I grabbed my keys and drove to Fabuland.
Nobody had locked the gates the afternoon or evening before, apparently. I tried to picture what happened after Dad and I left in the ambulance, and Jason followed in his car. Chris hadn’t both
ered to close up. He was probably in shock. Probably went straight back to his wife’s side, and good for him for that. Nobody else considered themselves part of management. Nobody else really cared. Winnie and her friends probably took off. Spooked parkgoers probably dissipated quickly, not knowing whom to ask for their money back. I wondered if the second musical act my dad had hired had attempted to play a few songs, in spite of everything.
When I reached the center of the park, the giant doughnut was about mostly intact. Armfuls and mouthfuls had been taken off the sides, and some off the top. There were gobs of sprinkled frosting on a couple of bleacher seats. An overturned bucket lay beneath the Starship 360.
As I approached the doughnut, I saw a squirrel run away, escaping over the fence behind the bleachers. I was glad someone was enjoying it, for all my father’s efforts. I hoped the trees behind the fence were full of fat squirrels on sugar highs.
I’ll bet there’s not a single kid here today who’s going to forget the day they saw a huge doughnut….
If nothing else, my father was probably right about that one.
I pulled off a chunk of the doughnut and took a bite. It was stale, of course, but I was hungry. Then I went to my dad’s office and found some paper and a Sharpie to make a sign for each entrance:
CLOSED DUE TO FAMILY EMERGENCY
Before I drove out of the park, I put the same thing up on Dad’s LED sign.

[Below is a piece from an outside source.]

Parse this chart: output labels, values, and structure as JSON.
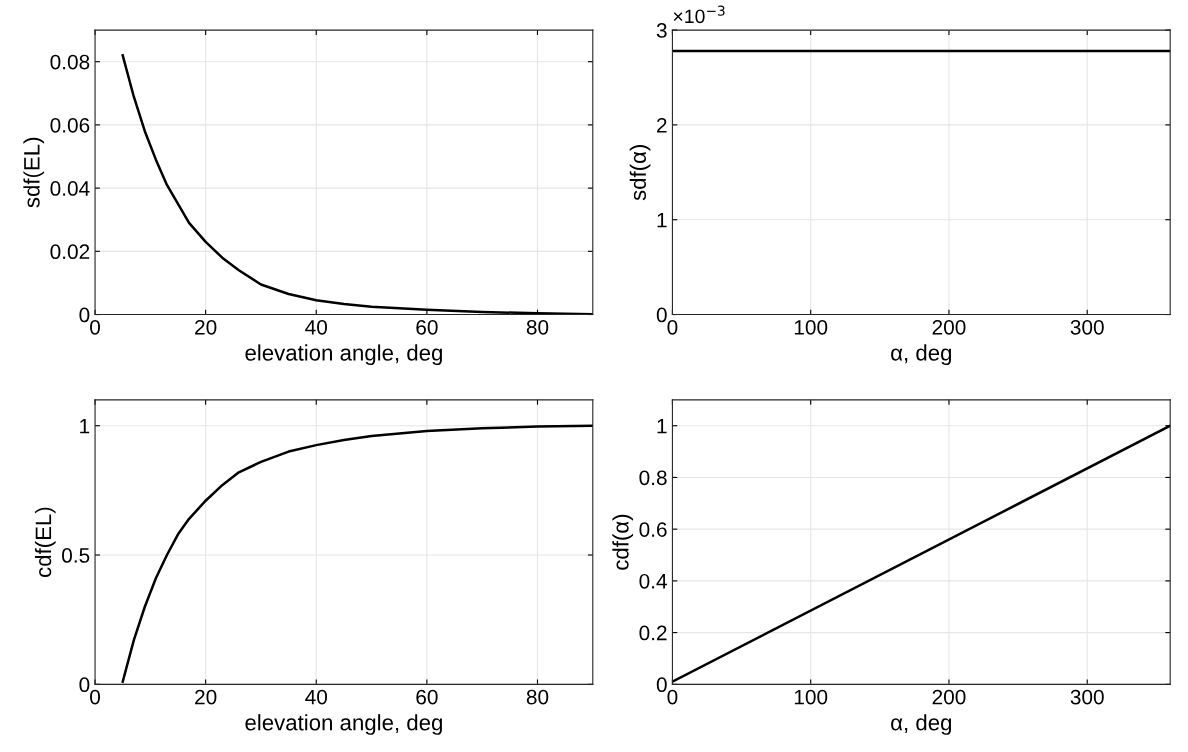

I wondered how long the signs would stay that way. I had a feeling someone else besides me would end up taking them down. Maybe someone I didn’t know and never would. That wasn’t such a tragic thought. Now that I’d seen Fabuland upside down and sideways, there might not be much else for me to see here.
In the meantime, there was a place I would much rather be.
THIRTY-FIVE
Morgan opened her front door.
“Hi,” I said. “I wanted to talk to you.”
Morgan appraised me with sad but knowing eyes.